While Dolan is widely regarded as a longshot in the Trump-dominated primary, those in the former president’s orbit say there’s good reason to be focused on him: The candidate is spending $10 million-plus out of his pocket, is slowly rising in polling and is poised to benefit from a raft of Trump-aligned primary rivals splintering the vote among themselves.

Dolan’s campaign strenuously denies that he’s anti-Trump. The 57-year-old state senator, whose billionaire family owns the Cleveland Guardians, has said he voted for the former president in the 2016 and 2020 elections and that he would support him should he be the Republican nominee in 2024. He has also said he did not support Trump’s impeachment.

Still, Trump’s fixation on Dolan has steadily been growing since late September, when he launched his campaign. That same day, Trump released a statement attacking Dolan, a part-owner of the Guardians, for the baseball team’s decision to change the name it had since 1915: the Cleveland Indians.
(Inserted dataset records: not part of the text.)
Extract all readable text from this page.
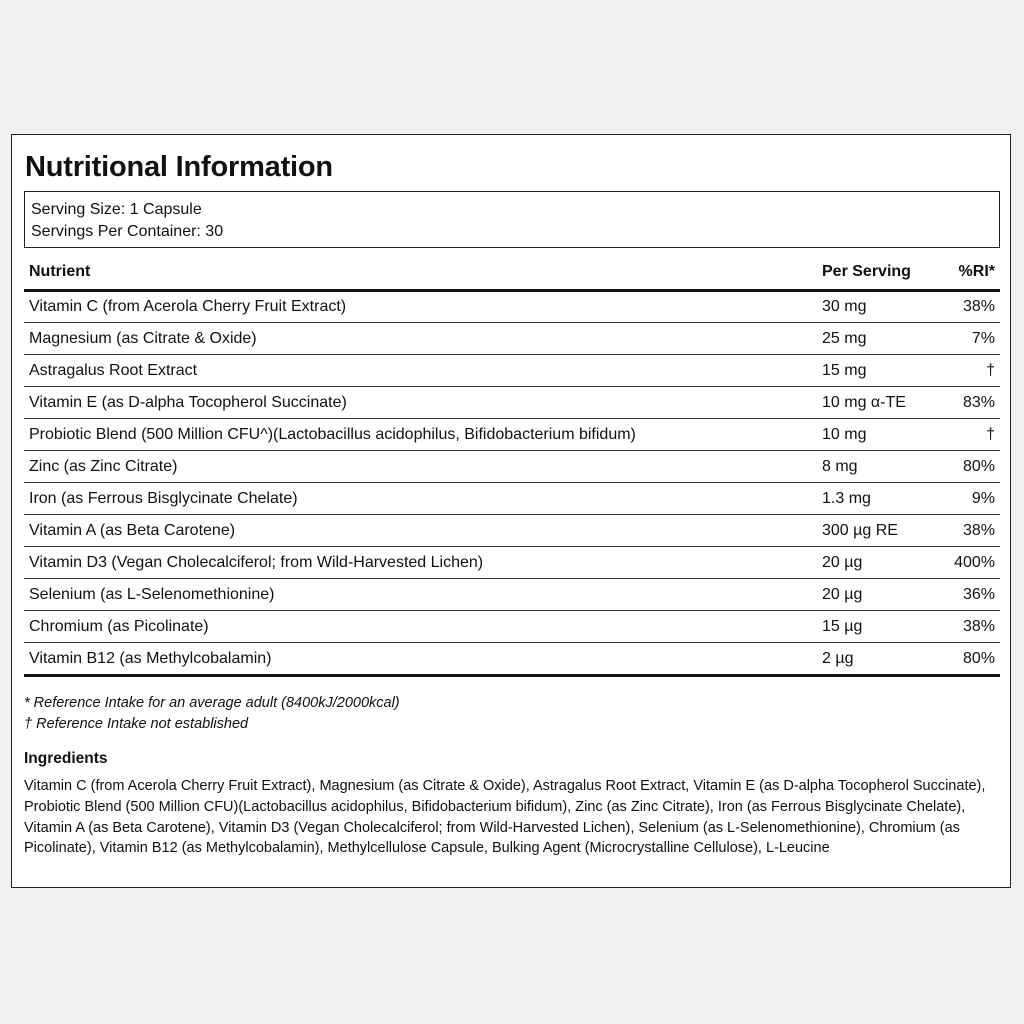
Nutritional Information
Serving Size: 1 Capsule
Servings Per Container: 30
Nutrient	Per Serving	%RI*
Vitamin C (from Acerola Cherry Fruit Extract)	30 mg	38%
Magnesium (as Citrate & Oxide)	25 mg	7%
Astragalus Root Extract	15 mg	†
Vitamin E (as D-alpha Tocopherol Succinate)	10 mg α-TE	83%
Probiotic Blend (500 Million CFU^)(Lactobacillus acidophilus, Bifidobacterium bifidum)	10 mg	†
Zinc (as Zinc Citrate)	8 mg	80%
Iron (as Ferrous Bisglycinate Chelate)	1.3 mg	9%
Vitamin A (as Beta Carotene)	300 µg RE	38%
Vitamin D3 (Vegan Cholecalciferol; from Wild-Harvested Lichen)	20 µg	400%
Selenium (as L-Selenomethionine)	20 µg	36%
Chromium (as Picolinate)	15 µg	38%
Vitamin B12 (as Methylcobalamin)	2 µg	80%
* Reference Intake for an average adult (8400kJ/2000kcal)
† Reference Intake not established
Ingredients

Vitamin C (from Acerola Cherry Fruit Extract), Magnesium (as Citrate & Oxide), Astragalus Root Extract, Vitamin E (as D-alpha Tocopherol Succinate), Probiotic Blend (500 Million CFU)(Lactobacillus acidophilus, Bifidobacterium bifidum), Zinc (as Zinc Citrate), Iron (as Ferrous Bisglycinate Chelate), Vitamin A (as Beta Carotene), Vitamin D3 (Vegan Cholecalciferol; from Wild-Harvested Lichen), Selenium (as L-Selenomethionine), Chromium (as Picolinate), Vitamin B12 (as Methylcobalamin), Methylcellulose Capsule, Bulking Agent (Microcrystalline Cellulose), L-Leucine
After the team announced the change in 2020, Trump called it “cancel culture at work!”

Trump brought up Dolan again during a late January meeting with top advisers to discuss the midterm landscape, according to a person familiar with the discussion. Then, on Feb. 3, Trump privately met at Mar-a-Lago with Ohio Republican Bernie Moreno, a wealthy business owner in the race. During the two-hour meeting, the two discussed how the GOP must not lose the seat to a “Democrat” in the primary or general election.